Neural Network Model

Key Objectives

The key objectives we wanted to fulfill when designing a neural network approach to identifying users were:

1. We did not want to train a new model for each user. This would require storing a unique model for each user, taking up a lot of storage potentially leading to very long run times for each new user account.

2. The model must be stored in a way that makes it challenging for attackers to extract biometric data. This means that we would need to store the data in a way that couldn't be reverse engineered into keystrokes. Specifically, this would also mean we cannot permanently store the user’s 10 training inputs.

3. The model must consider passwords of different lengths. This would be important if the model were deployed outside of a test environment.

Method

Figure 1: Structure of Binary Classification Neural Network for Regocnizing Individuals Based on Keystroke Dynamics

To address these problems, we aimed to build a model as outlined above. The neural network is made up of a normalization layer, a long short-term memory (LSTM) layer, a hidden dense layer with 100 nodes, and a binary classification layer. As we will discuss later, we are able to swap out the output layer for different users. The LSTM layer is a gated recurrent unit, which will accommodate inputs of any length to the model. This is done by looping the layer’s output back into the LSTM and updating it for each unit of input. The dense layer will contain high level features or embeddings of a user’s keystroke dynamics. These embeddings are low dimensional vector representations of the inputs which, ideally, place similar inputs close together in the embedding space. We should also note that between each layer is a dropout of 0.3 for increased model generalization during training.

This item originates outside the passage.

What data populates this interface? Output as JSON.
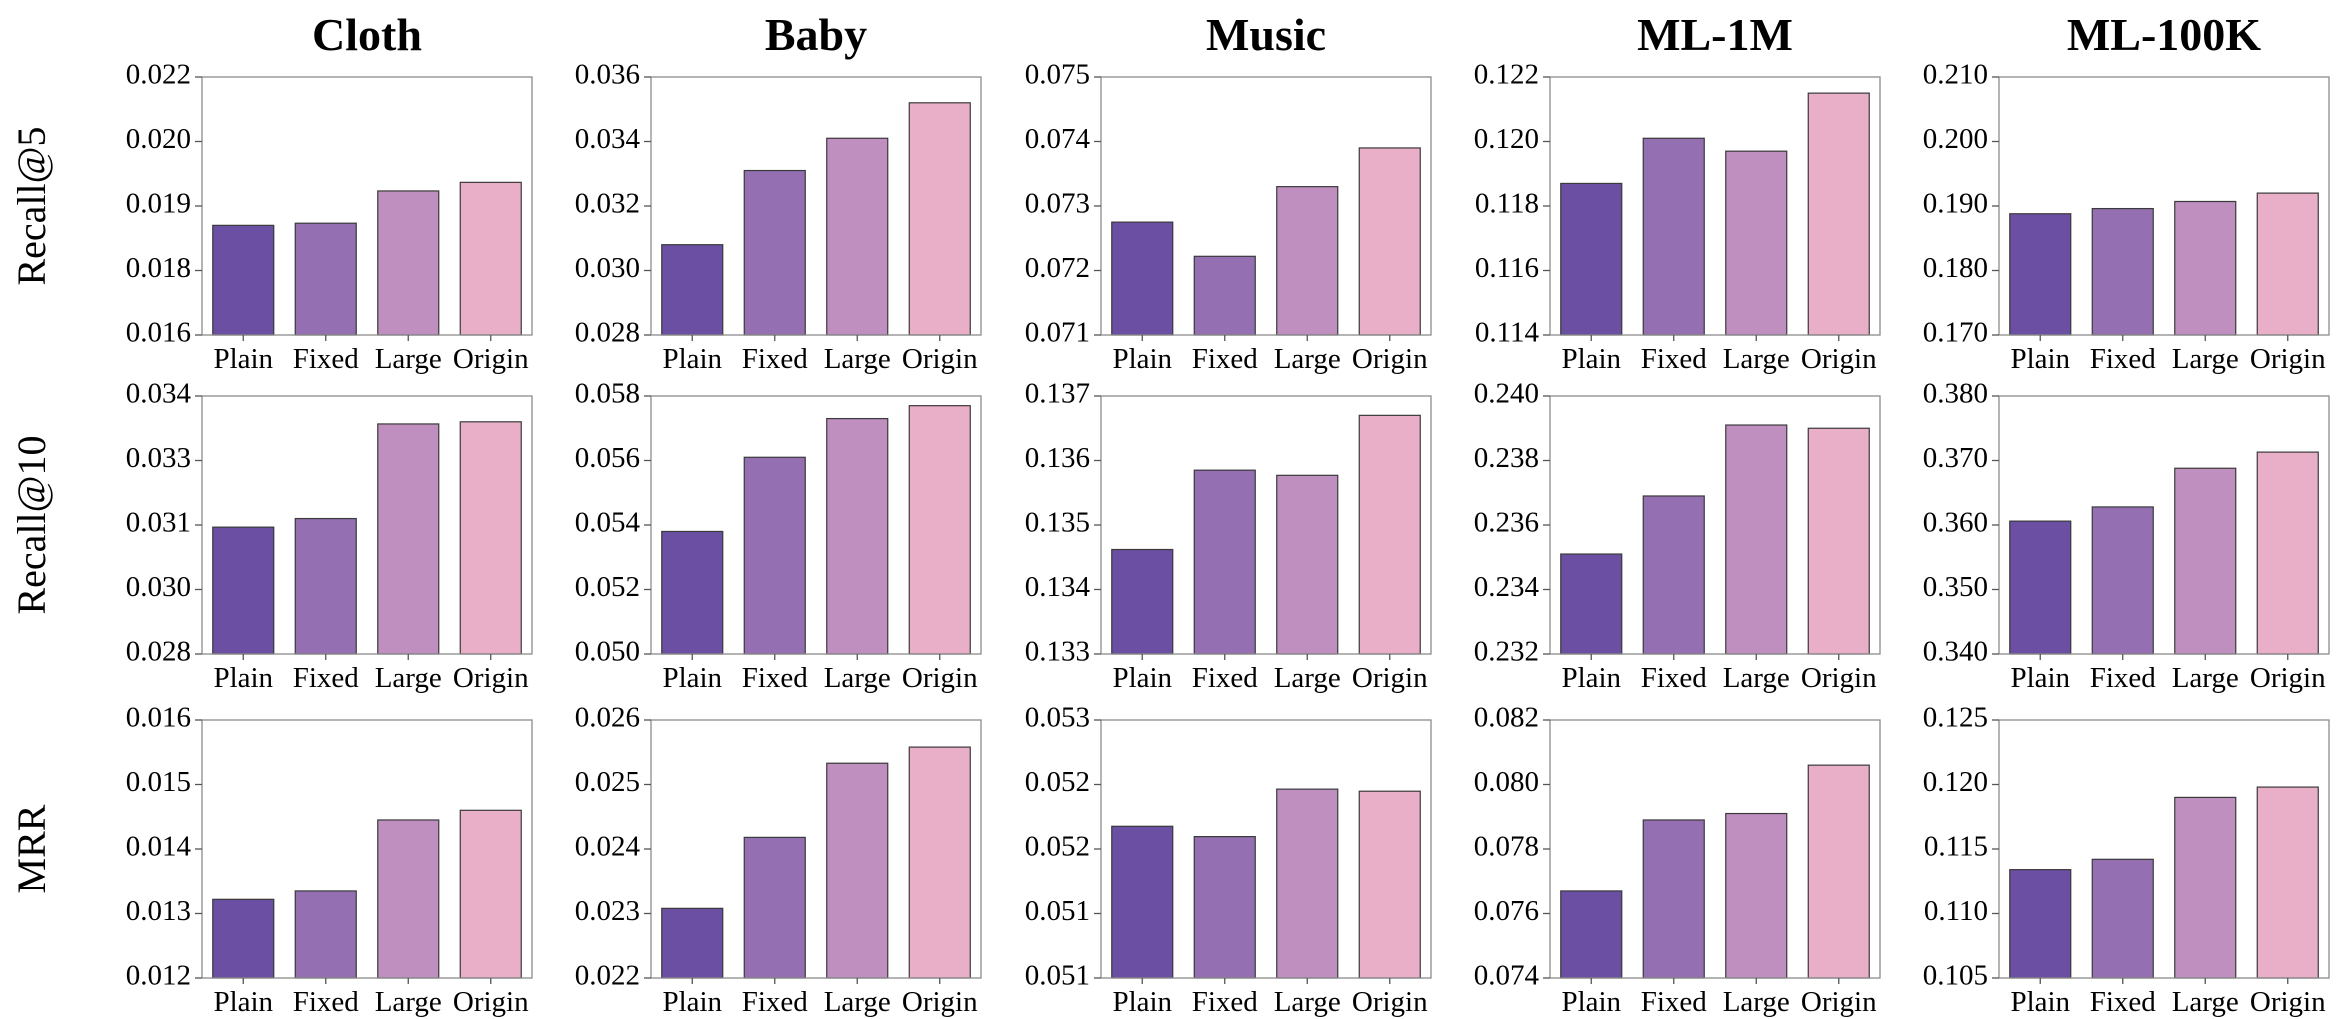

Keystrokes are input to the model sequentially as vectors, with each vector containing the dwell time of key n and the flight time between keys n and n+1. Since each input must be a hold time flight time pair, we drop the last keystroke from the input because this key does not have a flight time to a subsequent key.

Our method first trains the model to recognize different users entirely within a subset of the online data set. With the model trained to differentiate between those users, we assume the model identifies important, generalizable features of a user’s keystrokes in the embeddings layer. We then use transfer learning to apply the model to new users.

This is done by freezing the model from the input layer to the embeddings layer and dropping the original output classification layer.

For each new user, we replace the old output layer with a binary classification layer to determine whether a set of inputs should be accepted or rejected. We then retrain the template model to connect the frozen layers to the binary classification layer. This is done using the original training data as false inputs and 10 training inputs from the true user as true inputs. We upsample the 10 true training inputs to match the number of false training inputs. After this retraining step, we are able to begin accepting or rejecting new password attempts.

With this method of connecting a template model to a binary classification layer, we avoid having to store an entirely new model for each user and instead only have to store the weights from the template to the output to recreate the model for each user.

With this method of model creation established, we must find an optimal threshold for the binary classification layer to get as close to the Equal Error Rate as possible. This is done using leave one out cross validation tests with only the training data. For each user in the online data set, we perform the method described before with ⅔ of users as training and ⅓ as testing. The TARs and FARs at different thresholds are then averaged across users. We achieved the Equal Error rate on just the training data at a threshold of about 0.045 with about 70% TAR and 30% FAR. With the optimal threshold found using only the online data set, we tested the threshold on newly retrained models using the survey data set.